Small modular reactors (SMRs) are the subject of increasing interest in recognition of their potential to offer a cheaper, safer and simpler alternative to the large-scale nuclear power plants currently used. The concept of SMRs is based on small reactors that are assembled from factory-fabricated parts or "modules". Each module represents a portion of the finished plant and, in comparison to current large nuclear power plants, SMRs require much less site work to assemble the components into an operational power plant.
The interest in SMR's technology arises from the fact that SMRs are not only cheaper to construct, run and maintain but can also be built faster than the conventional large nuclear reactors because of their simple design and modular nature. These features make SMRs very attractive to a wide range countries especially those with limited financial capabilities and small (below 10 GW) electricity grids.
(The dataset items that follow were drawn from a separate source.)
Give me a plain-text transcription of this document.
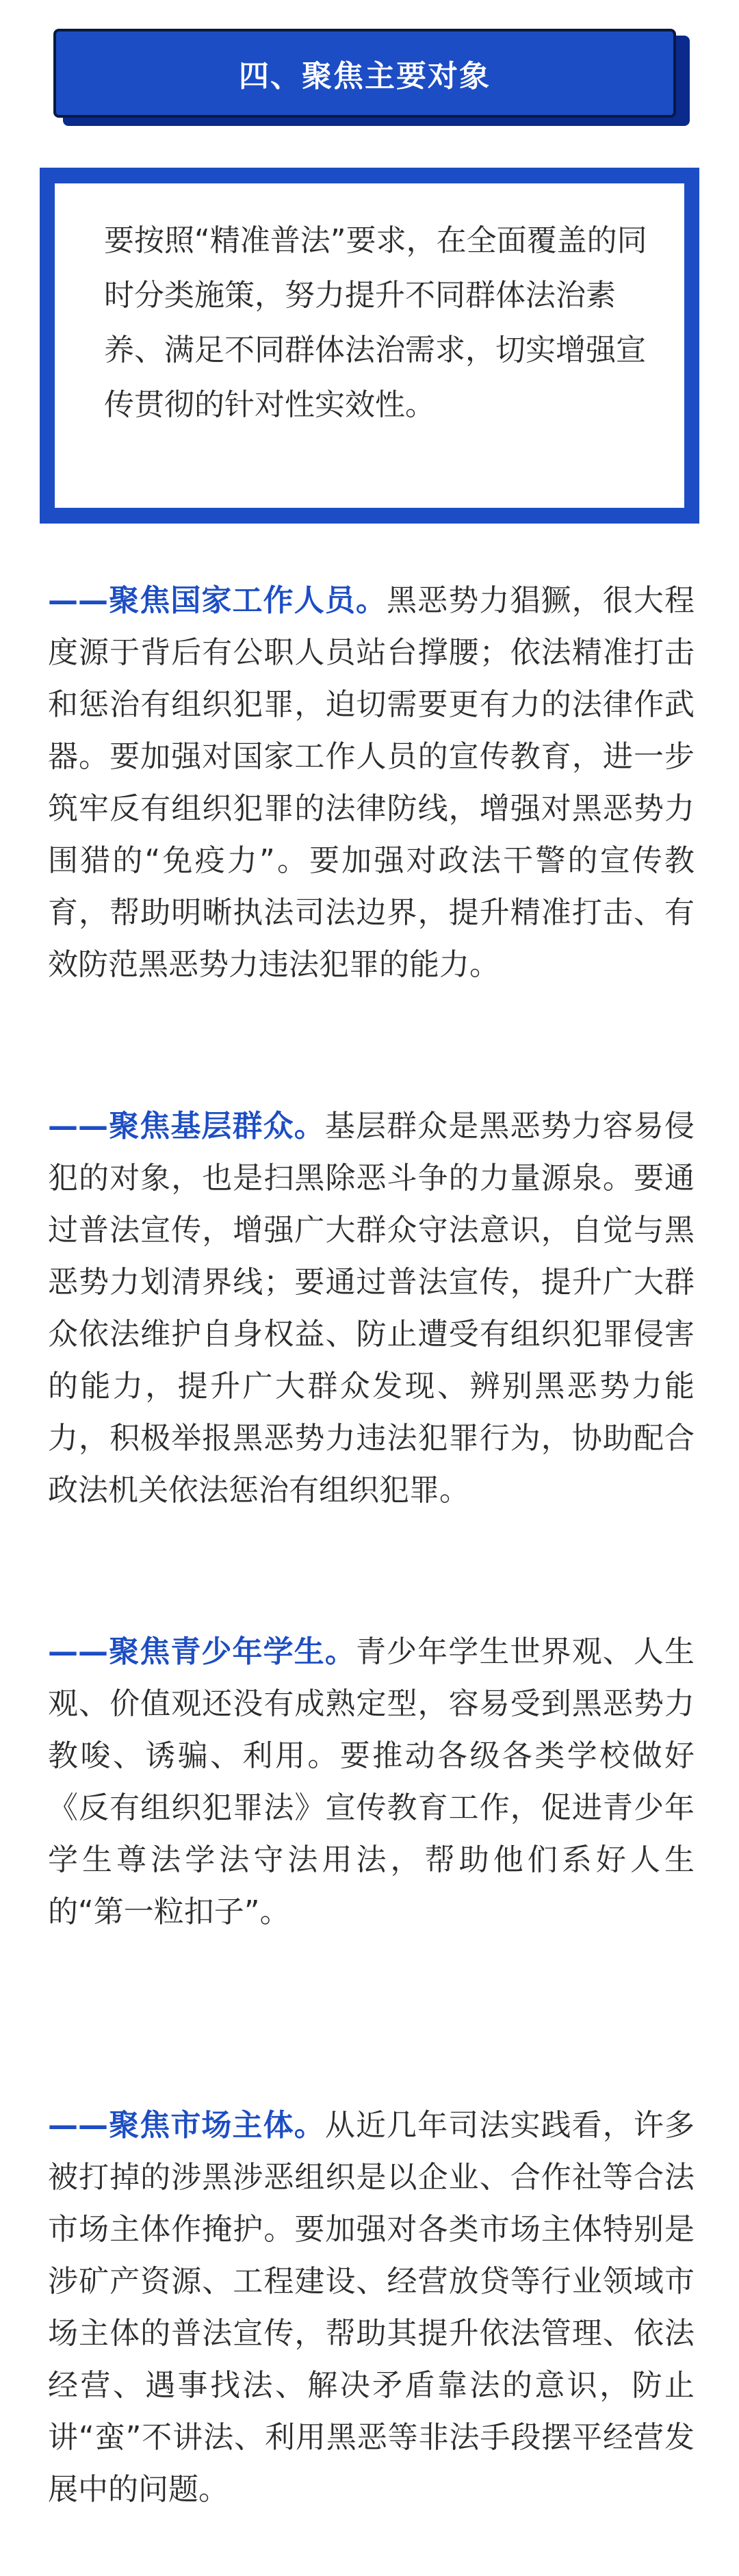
四、聚焦主要对象
要按照“精准普法”要求，在全面覆盖的同时分类施策，努力提升不同群体法治素养、满足不同群体法治需求，切实增强宣传贯彻的针对性实效性。
——聚焦国家工作人员。黑恶势力猖獗，很大程度源于背后有公职人员站台撑腰；依法精准打击和惩治有组织犯罪，迫切需要更有力的法律作武器。要加强对国家工作人员的宣传教育，进一步筑牢反有组织犯罪的法律防线，增强对黑恶势力围猎的“免疫力”。要加强对政法干警的宣传教育，帮助明晰执法司法边界，提升精准打击、有效防范黑恶势力违法犯罪的能力。
——聚焦基层群众。基层群众是黑恶势力容易侵犯的对象，也是扫黑除恶斗争的力量源泉。要通过普法宣传，增强广大群众守法意识，自觉与黑恶势力划清界线；要通过普法宣传，提升广大群众依法维护自身权益、防止遭受有组织犯罪侵害的能力，提升广大群众发现、辨别黑恶势力能力，积极举报黑恶势力违法犯罪行为，协助配合政法机关依法惩治有组织犯罪。
——聚焦青少年学生。青少年学生世界观、人生观、价值观还没有成熟定型，容易受到黑恶势力教唆、诱骗、利用。要推动各级各类学校做好《反有组织犯罪法》宣传教育工作，促进青少年学生尊法学法守法用法，帮助他们系好人生的“第一粒扣子”。
——聚焦市场主体。从近几年司法实践看，许多被打掉的涉黑涉恶组织是以企业、合作社等合法市场主体作掩护。要加强对各类市场主体特别是涉矿产资源、工程建设、经营放贷等行业领域市场主体的普法宣传，帮助其提升依法管理、依法经营、遇事找法、解决矛盾靠法的意识，防止讲“蛮”不讲法、利用黑恶等非法手段摆平经营发展中的问题。
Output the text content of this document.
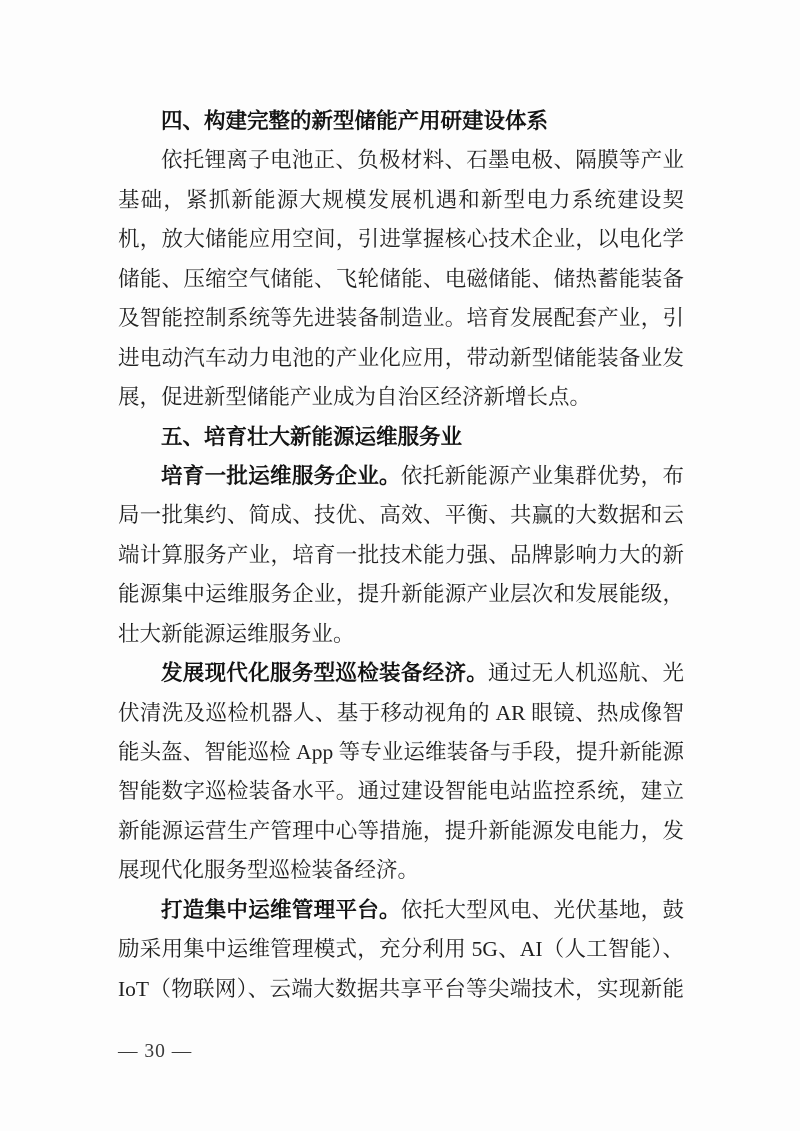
四、构建完整的新型储能产用研建设体系
依托锂离子电池正、负极材料、石墨电极、隔膜等产业
基础，紧抓新能源大规模发展机遇和新型电力系统建设契
机，放大储能应用空间，引进掌握核心技术企业，以电化学
储能、压缩空气储能、飞轮储能、电磁储能、储热蓄能装备
及智能控制系统等先进装备制造业。培育发展配套产业，引
进电动汽车动力电池的产业化应用，带动新型储能装备业发
展，促进新型储能产业成为自治区经济新增长点。
五、培育壮大新能源运维服务业
培育一批运维服务企业。依托新能源产业集群优势，布
局一批集约、简成、技优、高效、平衡、共赢的大数据和云
端计算服务产业，培育一批技术能力强、品牌影响力大的新
能源集中运维服务企业，提升新能源产业层次和发展能级，
壮大新能源运维服务业。
发展现代化服务型巡检装备经济。通过无人机巡航、光
伏清洗及巡检机器人、基于移动视角的 AR 眼镜、热成像智
能头盔、智能巡检 App 等专业运维装备与手段，提升新能源
智能数字巡检装备水平。通过建设智能电站监控系统，建立
新能源运营生产管理中心等措施，提升新能源发电能力，发
展现代化服务型巡检装备经济。
打造集中运维管理平台。依托大型风电、光伏基地，鼓
励采用集中运维管理模式，充分利用 5G、AI（人工智能）、
IoT（物联网）、云端大数据共享平台等尖端技术，实现新能
— 30 —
Despite these clear advantages, SMRs must overcome a number of challenges before being accepted as a deployable technology in the near future. The main challenge is an institutional one. Current nuclear regulatory bodies lack the human and technical capacities to licenses SMRs, especially the designs that have no performance history or track record such as the high temperature gas-cooled reactor concept. In addition, the industry lacks a SMR initial project that would prove the point with regards to cost, flexibility and adaptability claims. Such a project would definitely provide many answers and inspire confidence in SMRs.
While nuclear waste is considered the main problem of the nuclear industry as a whole. SMRs could add an extra complication by being spread out in remote places, as it has been suggested as one of their potential uses. This will make the management of the waste more difficult. A given amount of highly radioactive nuclear waste is easier to manage from one site rather than multiple. It should be noted, however, that fast SMRs have the potential of being able to recycle the waste to breed new fuel while generating power. This will require more R&D in fast SMRs which are less favourable, so far, than thermal (water) SMRs. Fast SMRs should be given more funding to demonstrate their superior features particularly with regards to recycling actinides (the long-lived part of the nuclear waste) in the fuel as well as incorporating thorium which could prove to be more sustainable than the current uranium- and plutonium-based fuels.